Periodic Reporting for period 2 - TraMOOC (Translation for Massive Open Online Courses)
Período documentado: 2016-08-01 hasta 2018-01-31
To achieve its goal, the project pursues the following challenging scientific and technological objectives:
-High-quality machine translation of MOOC text. The high quality of the machine translation will be achieved through a hybrid translation schema that will combine automatic processes (i.e. text processing tools and MT resources that are adapted to cope with multi-genre MOOC educational text) as well as limited, focused human intervention (i.e. crowdsourcing in a novel time- and cost-efficient setup for evaluating the generated translation).
-Novel translation evaluation schemata and metrics. The second goal is the establishment of a new, appropriate, standardized, multi-level evaluation schema for deter-mining the value of the produced translation. Taking into account the idiosyncrasies of the particular text type and its multi-genre character, the evaluation schema will consist of a human and an automatic aspect, as well as a traditional explicit (direct) and an innovative implicit mode, that will be facilitated via a separate text mining application, namely topic identification. An analysis of results from a first phase evaluation process will be used for providing the translation engines with more accurate and wider-coverage data for re-training and thereby for improved translation in a second phase.

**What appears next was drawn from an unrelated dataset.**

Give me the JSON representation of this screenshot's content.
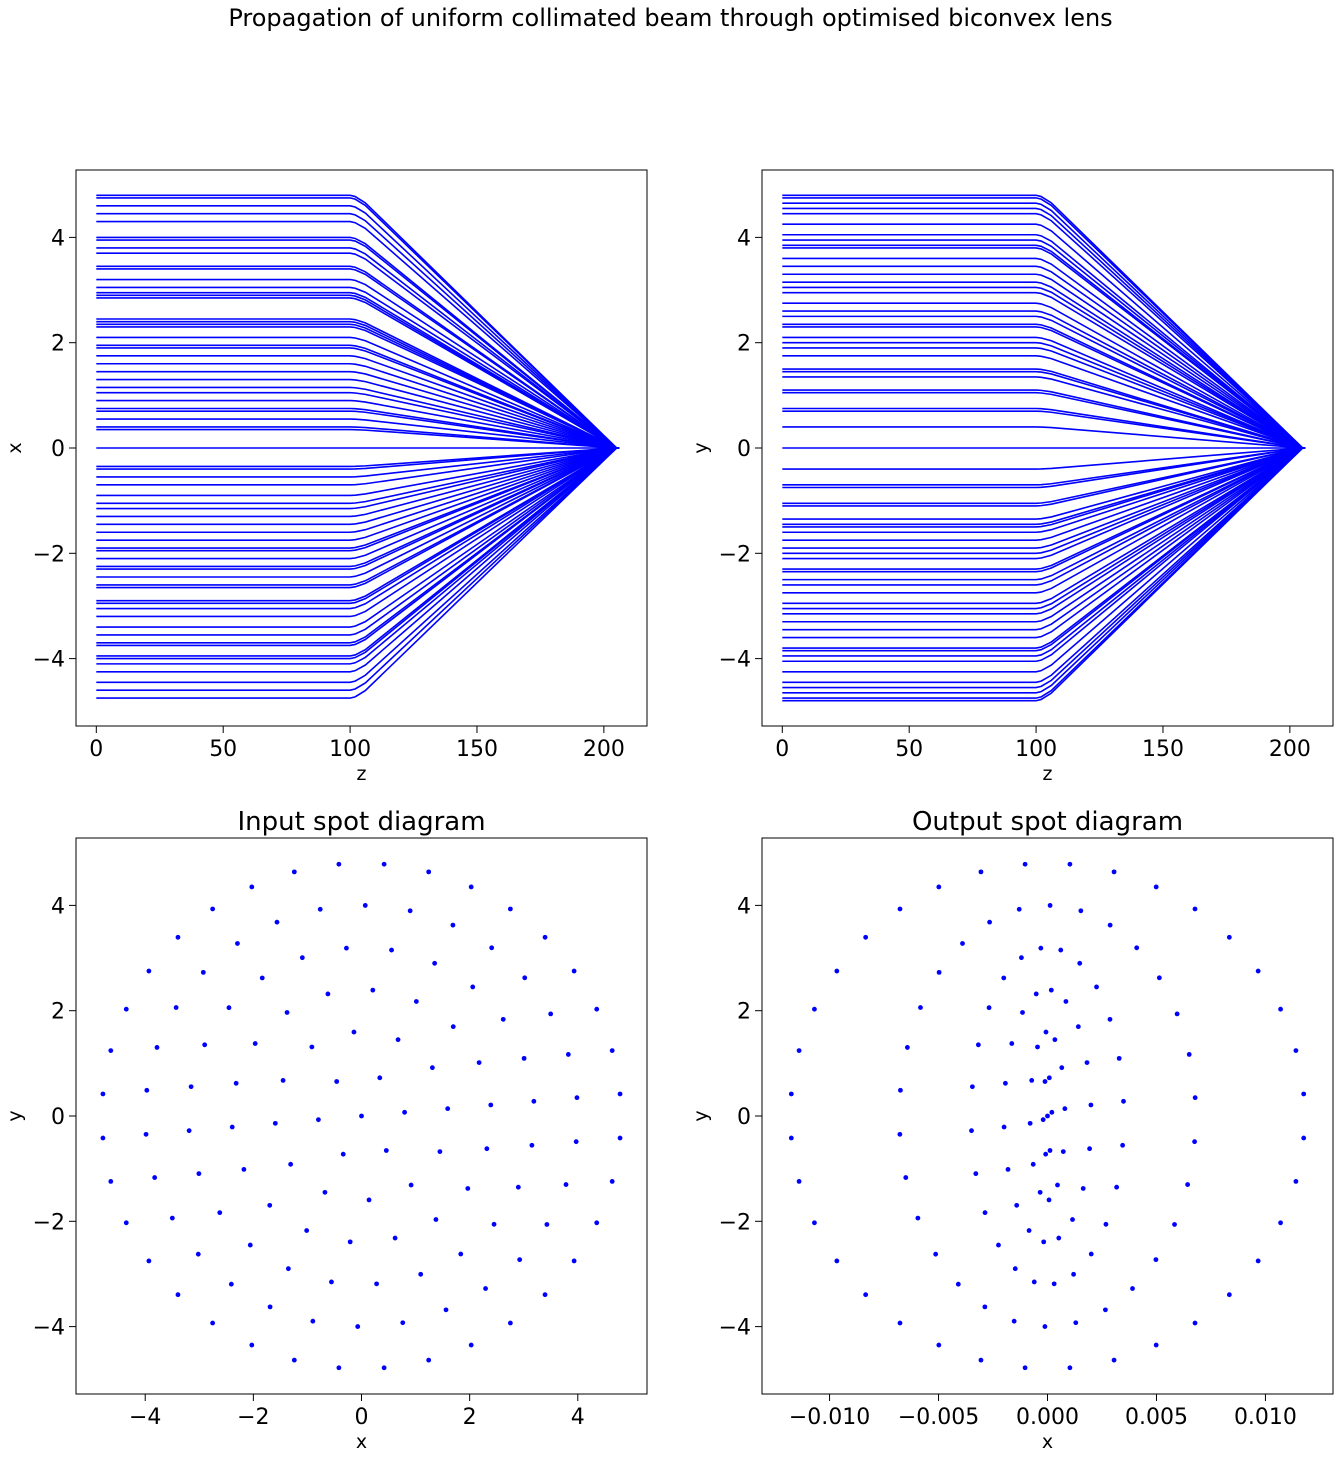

Infrastructure bootstrapping. In alignment with the need for high quality translation, even for poorly equipped languages, and the automatic nature of the proposed approach to translation, an important objective of TraMOOC is the automatic boot-strapping of new resources for languages that are fragmentarily or weakly equipped with infrastructure.
Language independence. The machine translation process will be language-independent. The translation approach will be statistical, and relying in principle on no language-dependent resources or thesauri. 11 languages are targeted to prove the lan-guage independent aspect of TraMOOC, i.e. nine European and two BRIC, languages, namely German (DE), Italian (IT), Portuguese (PT), Dutch (NL), Bulgarian (BG), Greek (EL), Polish (PL), Czech (CZ), Croatian (HR), Russian (RU) and Chinese (ZH). The particular languages were selected because they constitute strong use cases, i.e. that they warrant a market need for MOOC translation, they are of significant im-portance to the political and commercial agendas of the European Commission, and they also constitute challenging translation pairs, i.e. languages that are weakly equipped with tools and resources and languages that have been proven difficult to translate into.
-creation of the project governing bodies: Project Coordination Board, Project Technical Board, work package groups
-development and implementation of internal procedures for reporting, quality control, and risk management
-implementation of the project communication channels: Intranet, mailing lists, regular teleconferencing meetings and project meetings in person
-dedicated protected data repository for data used/created in the project
-establishment of the visual identity of the project: multilingual website, social media groups, leaflets, posters, presentations, and other dissemination activities
-business analysis of the potential market for the project results and a business plan for continuing the project legacy after the end of the project
-the final system architecture for the TraMOOC platform is already in place
-collection of significant amounts of MOOC-related parallel data
-2 machine translation prototypes developed
-initial integration of the MT systems in a real-live MOOC platform which proved the viability of the work performed within the project
-thorough comparison of phrase-based, syntax-based, and neural machine translation algorithms on MOOC-related test data
The first category concerns the expected impacts listed in the Horizon 2020 ICT work pro-gram (Objective ICT 17 - 2014). Those include: i) cracking the language barrier within the EU internal free market by developing MT systems with superior translation quality, ii) a significant improvement in the MT infrastructure of weakly and fragmentarily supported EU languages, and iii) support of a platform where hundreds of contributors of language technology tools can share and make use of the tools and resources developed within the project. The second category concerns the scientific impact the project will have while the social impact falls under the third category of expected impacts.
The project is on the right track to deliver on all types of impact. The first and the second MT prototypes delivered comparable or better results for MOOCs than the general state-of-the-art systems. We have created and continue to create in-domain parallel data for weakly supported languages like Croatian and Bulgarian. The TraMOOC platform will be open-source and freely available after the end of the project, with people being not only able to use it but also to contribute to it. Addressing the linguistics, natural language processing text analytics, data mining and machine translation scientific communities, the proposed project introduces several novel translation evaluation schemata that add significantly to the value of existing tools and resources in all these areas. The most important social impact of TraMOOC is in the area of education. By providing access to free multilingual online courses, run by the most prestigious universities and colleges worldwide, people who do not speak English adequately, people who cannot afford to pay for other educational means, people with disabilities, people living in isolated areas, social groups with specific characteristics and needs (mothers, elderly people) who cannot move around easily, will benefit from the project outcome. Focusing on Europe, multilingualism will be supported, wide access to multilingual educational material will be ensured, even for the less served language communities, and translation costs will be cut down. The initial integration of the MT service into the platform of Iversity has proven the feasibility and usefulness of our approach for the wider public.